The Polish energy company PKN Orlen, whose largest shareholder is the Polish state, has secured a $4 billion loan from two U.S. government financial institutions for the development of up to 20 new nuclear power plants, as Poland attempts to reduce its heavy dependence on coal, oil, and natural gas.
The U.S. Export-Import Bank and U.S. International Development Finance Corporation on Monday, April 17th, during a ceremony at the U.S. ambassador’s residence in Warsaw, signed an agreement letter stating their intention to lend up to $3 billion and up to $1 billion, respectively, to PKN Orlen so it can develop around 20 small BWRX-300 modular reactors designed by GE Hitachi Nuclear Energy, AP reports.

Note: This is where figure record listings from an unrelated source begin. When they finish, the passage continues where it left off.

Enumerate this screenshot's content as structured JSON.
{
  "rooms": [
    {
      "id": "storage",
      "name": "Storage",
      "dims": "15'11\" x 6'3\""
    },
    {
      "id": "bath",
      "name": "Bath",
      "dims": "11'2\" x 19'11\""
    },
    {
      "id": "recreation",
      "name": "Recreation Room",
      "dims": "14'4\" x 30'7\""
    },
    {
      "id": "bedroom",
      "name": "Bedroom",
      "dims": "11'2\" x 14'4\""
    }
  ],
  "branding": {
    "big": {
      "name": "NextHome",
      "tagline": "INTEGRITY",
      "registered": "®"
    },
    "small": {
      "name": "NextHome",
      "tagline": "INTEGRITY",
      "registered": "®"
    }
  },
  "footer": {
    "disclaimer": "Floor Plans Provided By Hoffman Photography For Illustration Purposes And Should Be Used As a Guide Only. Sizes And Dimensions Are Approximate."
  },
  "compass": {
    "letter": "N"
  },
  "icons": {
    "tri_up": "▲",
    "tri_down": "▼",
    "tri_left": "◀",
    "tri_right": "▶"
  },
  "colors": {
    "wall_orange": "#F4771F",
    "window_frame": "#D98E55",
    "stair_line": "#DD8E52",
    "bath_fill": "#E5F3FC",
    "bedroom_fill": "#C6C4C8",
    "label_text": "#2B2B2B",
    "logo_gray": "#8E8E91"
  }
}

Following the signing of the agreement, Prime Minister Mateusz Morawiecki spoke at a press conference, telling reporters that Poland needs a “cheap, clean, and reliable source of energy,” like the emission-free energy that these small nuclear reactors produce.
In comments given to the press, U.S. ambassador to Warsaw Mark Brzezinski emphasized that the Russo-Ukrainian war, now in its fourteenth month, has intensified the need for Poland to make the transition from fossil fuels to safe, clean, and reliable energy sources.

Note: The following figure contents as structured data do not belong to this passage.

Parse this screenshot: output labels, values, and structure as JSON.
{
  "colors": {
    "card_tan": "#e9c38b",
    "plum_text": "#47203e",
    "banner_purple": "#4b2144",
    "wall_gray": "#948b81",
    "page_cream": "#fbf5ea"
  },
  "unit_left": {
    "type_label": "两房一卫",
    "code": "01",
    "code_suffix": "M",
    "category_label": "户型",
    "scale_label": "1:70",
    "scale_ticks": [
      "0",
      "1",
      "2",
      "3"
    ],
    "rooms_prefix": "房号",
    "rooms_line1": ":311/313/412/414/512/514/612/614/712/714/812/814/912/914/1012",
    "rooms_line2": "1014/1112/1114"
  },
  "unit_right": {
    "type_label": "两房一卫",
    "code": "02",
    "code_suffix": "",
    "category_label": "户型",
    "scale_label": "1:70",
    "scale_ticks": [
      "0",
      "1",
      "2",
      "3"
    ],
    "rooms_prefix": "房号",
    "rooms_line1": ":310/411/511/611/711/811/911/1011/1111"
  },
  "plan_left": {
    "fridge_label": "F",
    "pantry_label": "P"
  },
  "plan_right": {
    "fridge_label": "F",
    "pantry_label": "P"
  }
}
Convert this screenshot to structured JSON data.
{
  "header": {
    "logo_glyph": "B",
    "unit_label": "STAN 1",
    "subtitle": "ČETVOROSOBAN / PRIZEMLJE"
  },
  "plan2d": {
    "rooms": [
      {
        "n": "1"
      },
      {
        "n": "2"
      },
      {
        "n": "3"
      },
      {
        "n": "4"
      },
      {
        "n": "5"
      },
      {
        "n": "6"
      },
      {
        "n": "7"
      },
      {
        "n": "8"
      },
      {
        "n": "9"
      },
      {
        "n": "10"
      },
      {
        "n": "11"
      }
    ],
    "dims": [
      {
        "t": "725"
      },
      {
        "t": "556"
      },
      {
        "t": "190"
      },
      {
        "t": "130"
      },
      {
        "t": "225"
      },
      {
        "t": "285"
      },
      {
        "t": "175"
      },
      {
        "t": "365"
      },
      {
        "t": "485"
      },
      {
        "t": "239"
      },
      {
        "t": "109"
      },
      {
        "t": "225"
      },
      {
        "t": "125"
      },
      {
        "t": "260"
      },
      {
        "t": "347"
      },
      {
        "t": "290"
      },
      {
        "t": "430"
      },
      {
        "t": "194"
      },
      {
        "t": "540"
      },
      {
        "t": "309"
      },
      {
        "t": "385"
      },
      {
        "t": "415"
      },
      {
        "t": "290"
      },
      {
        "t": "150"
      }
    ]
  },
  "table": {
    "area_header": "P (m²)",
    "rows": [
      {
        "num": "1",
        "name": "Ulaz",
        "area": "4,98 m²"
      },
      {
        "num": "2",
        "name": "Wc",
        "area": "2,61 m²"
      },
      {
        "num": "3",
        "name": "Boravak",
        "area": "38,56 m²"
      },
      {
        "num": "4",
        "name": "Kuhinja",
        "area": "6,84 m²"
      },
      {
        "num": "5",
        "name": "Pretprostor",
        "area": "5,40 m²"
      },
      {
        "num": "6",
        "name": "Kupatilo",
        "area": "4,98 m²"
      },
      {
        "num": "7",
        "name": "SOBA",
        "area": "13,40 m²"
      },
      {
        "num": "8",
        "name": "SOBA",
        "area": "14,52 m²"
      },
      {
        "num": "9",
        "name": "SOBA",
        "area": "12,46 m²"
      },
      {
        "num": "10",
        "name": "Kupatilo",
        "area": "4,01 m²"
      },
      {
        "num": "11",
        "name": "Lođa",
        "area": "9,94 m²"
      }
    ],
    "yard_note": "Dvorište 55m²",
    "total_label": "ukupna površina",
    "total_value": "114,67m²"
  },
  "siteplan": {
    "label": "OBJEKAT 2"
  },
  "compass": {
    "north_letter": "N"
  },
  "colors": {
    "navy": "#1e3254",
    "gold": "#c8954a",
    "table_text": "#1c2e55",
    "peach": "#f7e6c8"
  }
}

Presently, the coal industry in Poland provides around 80,000 jobs and supplies some 70% of the country’s energy.
Poland’s move toward nuclear energy comes as Germany announced last week that its last three remaining nuclear power plants would be shut down on April 15th, ending a decade-long, politically-motivated shutdown of the country’s nuclear energy industry. As of late 2021, nuclear power plants provided 13.3% of Germany’s energy needs.
In the wake of Germany’s announcement, Fatih Birol, the director of the International Energy Agency (IEA), leveled stern criticism against the move, calling the decision to shut down the remaining nuclear reactors “a strategic mistake,” as The European Conservative previously reported.